I've been wanting to believe in hope.

I got on the "Yes We Can" bandwagon last winter. I listened to that darn video over and over again. I even read up on will.i.am. I strove to be hip enough to identify all the people singing the song, saying the words, playing the music.

I got a little excited about the possibility that we might be living in a country where it was not inevitable that all presidents and even all presidential nominees would be straight and white and male and Christian (nominally, anyway). I began to believe our norms could shift, at least a little bit, that the door might be open for some other combination of human characteristics to rise to the top of the political world.

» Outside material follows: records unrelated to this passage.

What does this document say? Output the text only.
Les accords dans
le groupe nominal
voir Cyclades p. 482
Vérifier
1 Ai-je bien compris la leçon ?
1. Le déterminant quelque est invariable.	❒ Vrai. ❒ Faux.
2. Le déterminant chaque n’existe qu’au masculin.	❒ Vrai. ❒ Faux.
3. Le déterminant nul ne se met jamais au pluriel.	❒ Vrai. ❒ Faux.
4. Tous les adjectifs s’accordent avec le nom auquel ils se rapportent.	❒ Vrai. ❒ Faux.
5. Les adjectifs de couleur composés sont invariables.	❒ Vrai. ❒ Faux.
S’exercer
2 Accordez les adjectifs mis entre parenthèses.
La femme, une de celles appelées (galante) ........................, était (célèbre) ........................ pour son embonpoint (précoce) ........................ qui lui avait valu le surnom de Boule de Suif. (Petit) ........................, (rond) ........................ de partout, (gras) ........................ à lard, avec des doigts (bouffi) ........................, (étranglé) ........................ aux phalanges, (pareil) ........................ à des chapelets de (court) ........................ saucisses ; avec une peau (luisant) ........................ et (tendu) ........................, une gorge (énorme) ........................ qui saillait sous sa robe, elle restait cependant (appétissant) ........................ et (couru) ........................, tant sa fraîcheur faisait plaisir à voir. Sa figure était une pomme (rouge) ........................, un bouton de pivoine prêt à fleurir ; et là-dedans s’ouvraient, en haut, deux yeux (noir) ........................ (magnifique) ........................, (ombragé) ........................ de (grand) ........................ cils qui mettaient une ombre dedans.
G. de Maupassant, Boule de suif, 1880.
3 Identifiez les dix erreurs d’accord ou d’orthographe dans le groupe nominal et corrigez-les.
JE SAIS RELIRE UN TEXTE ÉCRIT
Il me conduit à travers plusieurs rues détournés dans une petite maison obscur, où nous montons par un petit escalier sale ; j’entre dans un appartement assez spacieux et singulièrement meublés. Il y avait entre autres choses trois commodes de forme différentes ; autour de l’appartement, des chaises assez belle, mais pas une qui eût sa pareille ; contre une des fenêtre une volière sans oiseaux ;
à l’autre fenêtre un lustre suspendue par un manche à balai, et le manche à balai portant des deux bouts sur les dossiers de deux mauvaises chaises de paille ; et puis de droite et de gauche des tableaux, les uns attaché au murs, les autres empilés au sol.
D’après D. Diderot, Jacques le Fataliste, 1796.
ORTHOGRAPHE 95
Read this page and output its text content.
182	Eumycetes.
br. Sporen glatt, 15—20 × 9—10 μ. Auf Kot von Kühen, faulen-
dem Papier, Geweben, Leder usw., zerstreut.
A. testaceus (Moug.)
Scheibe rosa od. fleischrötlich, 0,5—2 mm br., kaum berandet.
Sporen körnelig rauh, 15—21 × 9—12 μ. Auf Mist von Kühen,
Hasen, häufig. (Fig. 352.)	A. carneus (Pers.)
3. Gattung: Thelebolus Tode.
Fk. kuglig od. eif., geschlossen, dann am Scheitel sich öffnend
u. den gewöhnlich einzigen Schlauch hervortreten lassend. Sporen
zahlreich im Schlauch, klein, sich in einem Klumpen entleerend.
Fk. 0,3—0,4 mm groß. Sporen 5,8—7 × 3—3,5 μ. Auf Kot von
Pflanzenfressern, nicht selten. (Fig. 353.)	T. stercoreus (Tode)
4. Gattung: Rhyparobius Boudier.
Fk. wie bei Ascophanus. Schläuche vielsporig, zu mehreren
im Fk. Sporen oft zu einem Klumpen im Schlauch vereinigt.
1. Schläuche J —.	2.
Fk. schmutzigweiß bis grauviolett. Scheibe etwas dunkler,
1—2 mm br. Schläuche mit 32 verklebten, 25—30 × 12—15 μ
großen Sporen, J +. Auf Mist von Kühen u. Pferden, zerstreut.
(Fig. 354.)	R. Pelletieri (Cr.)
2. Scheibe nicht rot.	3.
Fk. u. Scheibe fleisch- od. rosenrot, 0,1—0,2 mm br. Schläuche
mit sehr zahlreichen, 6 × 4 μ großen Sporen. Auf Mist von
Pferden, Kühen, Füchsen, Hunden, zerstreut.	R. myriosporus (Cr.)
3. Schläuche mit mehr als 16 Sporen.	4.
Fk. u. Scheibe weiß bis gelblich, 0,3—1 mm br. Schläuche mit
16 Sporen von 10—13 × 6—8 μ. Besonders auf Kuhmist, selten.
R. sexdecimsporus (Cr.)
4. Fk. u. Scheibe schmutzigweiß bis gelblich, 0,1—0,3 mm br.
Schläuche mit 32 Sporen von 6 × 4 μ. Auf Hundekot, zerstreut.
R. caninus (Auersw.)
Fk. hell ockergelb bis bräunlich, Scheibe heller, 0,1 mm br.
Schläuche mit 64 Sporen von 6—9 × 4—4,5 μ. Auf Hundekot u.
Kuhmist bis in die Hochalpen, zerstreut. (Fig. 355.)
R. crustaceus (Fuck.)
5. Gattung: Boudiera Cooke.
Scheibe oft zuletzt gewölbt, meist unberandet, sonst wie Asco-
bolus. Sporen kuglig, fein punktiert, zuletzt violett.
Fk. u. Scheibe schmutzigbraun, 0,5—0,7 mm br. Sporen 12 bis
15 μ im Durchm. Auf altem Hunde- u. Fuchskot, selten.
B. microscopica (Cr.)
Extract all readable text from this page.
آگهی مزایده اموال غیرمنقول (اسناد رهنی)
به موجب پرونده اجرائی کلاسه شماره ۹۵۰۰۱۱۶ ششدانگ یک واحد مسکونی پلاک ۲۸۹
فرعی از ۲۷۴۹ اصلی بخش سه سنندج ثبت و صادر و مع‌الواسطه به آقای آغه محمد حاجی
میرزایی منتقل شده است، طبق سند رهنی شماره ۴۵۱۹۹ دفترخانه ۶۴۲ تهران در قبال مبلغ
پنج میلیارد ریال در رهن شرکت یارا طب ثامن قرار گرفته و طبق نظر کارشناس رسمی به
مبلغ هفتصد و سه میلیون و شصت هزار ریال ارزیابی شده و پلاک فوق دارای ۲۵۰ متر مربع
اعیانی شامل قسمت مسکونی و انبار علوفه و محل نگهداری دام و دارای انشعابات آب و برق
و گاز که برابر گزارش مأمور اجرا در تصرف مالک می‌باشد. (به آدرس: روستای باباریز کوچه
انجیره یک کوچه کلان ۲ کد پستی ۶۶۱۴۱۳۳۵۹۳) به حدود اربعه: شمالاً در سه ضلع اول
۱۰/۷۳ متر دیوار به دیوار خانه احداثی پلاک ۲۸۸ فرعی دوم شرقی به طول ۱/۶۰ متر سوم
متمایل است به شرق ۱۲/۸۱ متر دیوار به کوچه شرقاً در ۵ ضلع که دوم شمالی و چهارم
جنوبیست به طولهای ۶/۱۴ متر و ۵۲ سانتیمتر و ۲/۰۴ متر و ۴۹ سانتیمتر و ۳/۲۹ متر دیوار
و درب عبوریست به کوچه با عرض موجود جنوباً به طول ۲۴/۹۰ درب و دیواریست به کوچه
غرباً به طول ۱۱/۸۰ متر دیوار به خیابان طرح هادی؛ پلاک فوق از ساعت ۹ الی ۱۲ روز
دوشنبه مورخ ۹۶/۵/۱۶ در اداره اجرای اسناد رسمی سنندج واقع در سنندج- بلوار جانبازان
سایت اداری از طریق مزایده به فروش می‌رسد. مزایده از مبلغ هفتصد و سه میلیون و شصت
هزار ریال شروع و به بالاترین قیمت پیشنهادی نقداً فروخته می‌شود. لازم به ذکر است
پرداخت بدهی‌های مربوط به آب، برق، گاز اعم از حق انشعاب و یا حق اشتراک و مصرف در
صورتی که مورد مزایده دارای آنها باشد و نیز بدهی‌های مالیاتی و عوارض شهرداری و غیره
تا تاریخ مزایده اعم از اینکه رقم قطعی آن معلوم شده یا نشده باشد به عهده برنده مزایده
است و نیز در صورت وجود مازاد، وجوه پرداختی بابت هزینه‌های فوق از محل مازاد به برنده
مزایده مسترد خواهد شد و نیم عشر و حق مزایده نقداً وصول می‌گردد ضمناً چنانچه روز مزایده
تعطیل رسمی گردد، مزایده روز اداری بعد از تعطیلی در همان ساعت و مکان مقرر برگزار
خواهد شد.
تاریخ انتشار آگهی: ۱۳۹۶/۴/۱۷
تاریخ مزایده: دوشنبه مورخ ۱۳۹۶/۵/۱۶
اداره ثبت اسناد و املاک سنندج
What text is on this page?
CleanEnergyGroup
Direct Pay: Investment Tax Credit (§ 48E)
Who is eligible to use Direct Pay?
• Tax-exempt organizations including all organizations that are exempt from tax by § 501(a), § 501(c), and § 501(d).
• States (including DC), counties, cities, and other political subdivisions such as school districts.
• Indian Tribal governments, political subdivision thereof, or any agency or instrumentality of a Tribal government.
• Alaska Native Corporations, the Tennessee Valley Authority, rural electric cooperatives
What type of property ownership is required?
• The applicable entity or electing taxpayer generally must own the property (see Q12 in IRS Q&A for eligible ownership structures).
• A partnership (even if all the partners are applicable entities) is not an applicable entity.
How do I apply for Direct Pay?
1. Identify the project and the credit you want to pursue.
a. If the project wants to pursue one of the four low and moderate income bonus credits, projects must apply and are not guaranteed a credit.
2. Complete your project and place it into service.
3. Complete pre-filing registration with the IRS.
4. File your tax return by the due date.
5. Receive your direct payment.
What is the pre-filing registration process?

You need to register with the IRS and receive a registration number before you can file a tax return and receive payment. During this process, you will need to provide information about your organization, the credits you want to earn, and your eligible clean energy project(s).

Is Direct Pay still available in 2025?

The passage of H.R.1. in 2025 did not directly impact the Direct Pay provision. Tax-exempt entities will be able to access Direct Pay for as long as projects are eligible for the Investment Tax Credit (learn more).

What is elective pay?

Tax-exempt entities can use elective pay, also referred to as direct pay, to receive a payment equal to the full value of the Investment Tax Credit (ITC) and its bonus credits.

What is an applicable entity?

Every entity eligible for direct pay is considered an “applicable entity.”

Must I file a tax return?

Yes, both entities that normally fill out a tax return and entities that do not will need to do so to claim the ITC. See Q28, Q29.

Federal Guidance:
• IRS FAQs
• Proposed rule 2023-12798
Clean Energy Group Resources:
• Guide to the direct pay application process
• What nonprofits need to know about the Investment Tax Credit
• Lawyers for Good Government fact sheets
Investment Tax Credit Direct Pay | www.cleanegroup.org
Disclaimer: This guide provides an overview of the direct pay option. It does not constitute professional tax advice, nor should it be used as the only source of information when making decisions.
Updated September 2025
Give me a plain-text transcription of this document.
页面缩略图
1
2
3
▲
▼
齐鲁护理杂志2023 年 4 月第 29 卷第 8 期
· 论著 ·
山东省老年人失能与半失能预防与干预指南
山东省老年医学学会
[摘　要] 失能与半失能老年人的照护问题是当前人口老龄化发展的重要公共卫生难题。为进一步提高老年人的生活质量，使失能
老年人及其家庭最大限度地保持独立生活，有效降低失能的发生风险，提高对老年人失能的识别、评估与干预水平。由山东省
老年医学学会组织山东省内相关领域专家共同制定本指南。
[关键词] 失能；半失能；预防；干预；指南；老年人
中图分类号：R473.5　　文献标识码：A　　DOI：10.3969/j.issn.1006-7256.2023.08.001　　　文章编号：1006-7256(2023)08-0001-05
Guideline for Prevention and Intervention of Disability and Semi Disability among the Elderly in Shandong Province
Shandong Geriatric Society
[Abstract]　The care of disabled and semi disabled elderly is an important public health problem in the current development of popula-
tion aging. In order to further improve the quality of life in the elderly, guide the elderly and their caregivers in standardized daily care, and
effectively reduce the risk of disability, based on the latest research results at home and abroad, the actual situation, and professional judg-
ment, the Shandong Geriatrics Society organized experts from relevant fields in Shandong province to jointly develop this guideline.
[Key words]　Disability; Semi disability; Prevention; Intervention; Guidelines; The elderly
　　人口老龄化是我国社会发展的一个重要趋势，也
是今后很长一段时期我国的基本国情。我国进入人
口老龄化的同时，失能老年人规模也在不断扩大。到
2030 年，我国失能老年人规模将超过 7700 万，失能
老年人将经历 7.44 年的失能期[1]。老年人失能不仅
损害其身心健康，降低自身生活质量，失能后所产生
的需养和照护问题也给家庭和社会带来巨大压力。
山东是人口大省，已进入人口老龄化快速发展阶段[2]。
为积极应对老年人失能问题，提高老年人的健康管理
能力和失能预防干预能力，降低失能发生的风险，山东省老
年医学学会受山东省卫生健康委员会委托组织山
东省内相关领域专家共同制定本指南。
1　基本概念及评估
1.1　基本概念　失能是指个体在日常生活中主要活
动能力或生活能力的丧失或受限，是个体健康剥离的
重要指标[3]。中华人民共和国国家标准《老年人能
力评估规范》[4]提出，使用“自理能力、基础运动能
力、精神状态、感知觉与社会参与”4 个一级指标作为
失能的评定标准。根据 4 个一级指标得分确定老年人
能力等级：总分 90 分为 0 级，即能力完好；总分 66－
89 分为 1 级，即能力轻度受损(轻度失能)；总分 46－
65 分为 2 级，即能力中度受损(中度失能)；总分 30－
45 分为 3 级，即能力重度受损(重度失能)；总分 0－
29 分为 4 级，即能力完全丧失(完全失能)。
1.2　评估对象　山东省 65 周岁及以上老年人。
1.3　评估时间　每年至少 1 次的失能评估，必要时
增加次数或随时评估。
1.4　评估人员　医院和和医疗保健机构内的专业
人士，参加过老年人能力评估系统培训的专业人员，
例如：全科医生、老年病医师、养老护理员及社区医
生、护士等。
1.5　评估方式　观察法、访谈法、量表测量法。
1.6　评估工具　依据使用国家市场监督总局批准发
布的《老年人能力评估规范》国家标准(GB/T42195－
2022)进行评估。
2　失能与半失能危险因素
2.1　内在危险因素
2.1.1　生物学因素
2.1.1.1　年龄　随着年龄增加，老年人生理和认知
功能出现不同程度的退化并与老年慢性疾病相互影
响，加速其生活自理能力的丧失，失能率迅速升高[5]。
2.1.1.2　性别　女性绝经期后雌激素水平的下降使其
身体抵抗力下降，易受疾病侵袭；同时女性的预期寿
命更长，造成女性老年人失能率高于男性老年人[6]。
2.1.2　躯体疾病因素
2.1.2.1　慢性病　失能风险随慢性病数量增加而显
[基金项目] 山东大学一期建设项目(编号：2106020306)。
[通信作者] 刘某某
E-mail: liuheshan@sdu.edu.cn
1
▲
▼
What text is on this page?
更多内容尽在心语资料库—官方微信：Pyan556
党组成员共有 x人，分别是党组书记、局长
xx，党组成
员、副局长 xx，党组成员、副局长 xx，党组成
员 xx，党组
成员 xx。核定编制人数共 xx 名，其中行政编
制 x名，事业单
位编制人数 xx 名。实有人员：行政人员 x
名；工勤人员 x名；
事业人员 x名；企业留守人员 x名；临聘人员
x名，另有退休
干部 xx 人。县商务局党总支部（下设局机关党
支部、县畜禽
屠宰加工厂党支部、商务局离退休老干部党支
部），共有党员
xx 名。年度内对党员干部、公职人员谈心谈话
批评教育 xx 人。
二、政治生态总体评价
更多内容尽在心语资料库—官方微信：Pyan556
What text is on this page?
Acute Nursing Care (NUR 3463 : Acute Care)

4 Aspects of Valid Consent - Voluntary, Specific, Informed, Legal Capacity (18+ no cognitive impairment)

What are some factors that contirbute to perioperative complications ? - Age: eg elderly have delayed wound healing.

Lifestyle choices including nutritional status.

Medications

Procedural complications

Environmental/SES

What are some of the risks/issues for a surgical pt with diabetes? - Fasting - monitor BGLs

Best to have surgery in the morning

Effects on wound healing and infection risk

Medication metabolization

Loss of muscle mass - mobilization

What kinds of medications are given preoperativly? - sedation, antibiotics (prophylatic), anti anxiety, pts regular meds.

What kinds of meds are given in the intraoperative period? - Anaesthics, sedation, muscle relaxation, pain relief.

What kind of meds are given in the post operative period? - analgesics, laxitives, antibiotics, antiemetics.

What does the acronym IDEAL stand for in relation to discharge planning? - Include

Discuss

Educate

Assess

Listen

But there are people ready to make us hate and fear brown skin just as there would have been people ready to make us hate and fear breasts on  or PMS or menopause in a presidential candidate, and that they would play on fears and prejudices when the real issue is who gets to control the economy is really, really sickening.

After hearing the linked story on NPR, I came home and turned on the convention feeling discouraged, disillusioned.

And then I saw them, the delegates, going through the totally geeky exercise of the roll call vote.

I love the roll call vote. I love the state party people getting their moments in the spotlight, the recollection of Senators gone by, the naming of favorite teams and hometown boys and first women to serve in various jobs and how many Native Americans are in the delegation–I love all of it.

I watched my first roll call vote in 1972. I was 11, and my godmother, Maggie, let me stay up until that wild, late hour when McGovern finally won the nomination. (She thought someone might take a shot at him and didn't want to miss anything! Weird, as I look back on it.) I adored it, and the longer it took, the more I loved it.

I was a political child, you know. McGovern's nomination turned out to be a disaster for my dad, who spent the rest of his campaign for re-election to the Senate trying not to answer the question of support for McGovern, eventually losing to a Republican who got a lot of out-of-state advertising money at the last moment.

Oh, well.

Because of that experience in my young life, I tend to swing wildly between hope and despair when it comes to politics.

Tonight it was a not-so-successful former President who made me feel better again, sitting outside the convention hall with Chris Matthews and my TV boyfriend, talking about the way the world has changed since he was a little boy growing up in Plains, Georgia. It was a not-so-successful former President who once gave me his autograph at the airport when he came to Historic Billsburg to debate President Ford in 1976. I liked him then, and I like him more now.

So thank you, Jimmy Carter, for saying you believe racism is on its way out. I hope, I hope, I hope you're right.

11 thoughts on “Hope-i-ness”

  1. I liked him, too. He was the first president I could have voted for. But I didn’t. I voted for Jerry Brown in the primary. And I voted for John Anderson in the general. I’m sorry. I was young and knew not what I did.

  2. If you’re interested in more on the ’72 DNC convention, there are a few pages in Hunter Thompson’s “Fear and Loathing on the Campaign Trail ’72” that explain the Byzantine machinations that went on. IIRC, one of the factions had to keep losing votes in order to push the count out of a certain range — they had to win, or they had to lose big, in order to get what they wanted.

  3. I know that Jimmy Carter wasn’t a terribly successful president. But God, I love him. No the least because we’re both from Georgia.

  4. Me, too, on the Jimmy Carter hope thing. I missed that interview and am so glad to read about it.
    Can’t we get this over with?

  5. Dumb ol’ out-of-state money gave us the dumbest Senator in Congressional history, but at least you came home for D.C. so we could be friends. (There’s always a bright side.)
    Just to put that McGovern effect in perspective, in our elementary school’s mock election, the vote count was was three for McGovern and everyone else for Nixon, so your dad had a big hurdle to clear that year.

  6. When Obama was nominated by acclamation, I was so happy seeing all of those faces of color on the convention floor, many of them with tears streaming down. Made me feel like crying too.

  7. Electing a man president who has NO CLUE about the truly global world we live in, and who can not even use a computer is beyond frightening. If he gets elected simply because of his less threatening skin color, I am going to stand with my mouth agape for eternity.

  8. Hey, hopeful woman: got your “Knitters for Obama” button yet????
    zazzle.com. They come FAST, too! Upliftedly, Becky

  9. Jimmy Carter is the first president I remember & his daughter is my age with my name & hair color, so he made a huge impression on me. One of my college professors sais that history would prove Jimmy Carter to be one of the most successful presidents ever… I guess we’ll wait & see, but he has always been one of my favorites.

  10. I was so proud to cast my first presidential ballot for Jimmy Carter. I still have a lot of respect for him.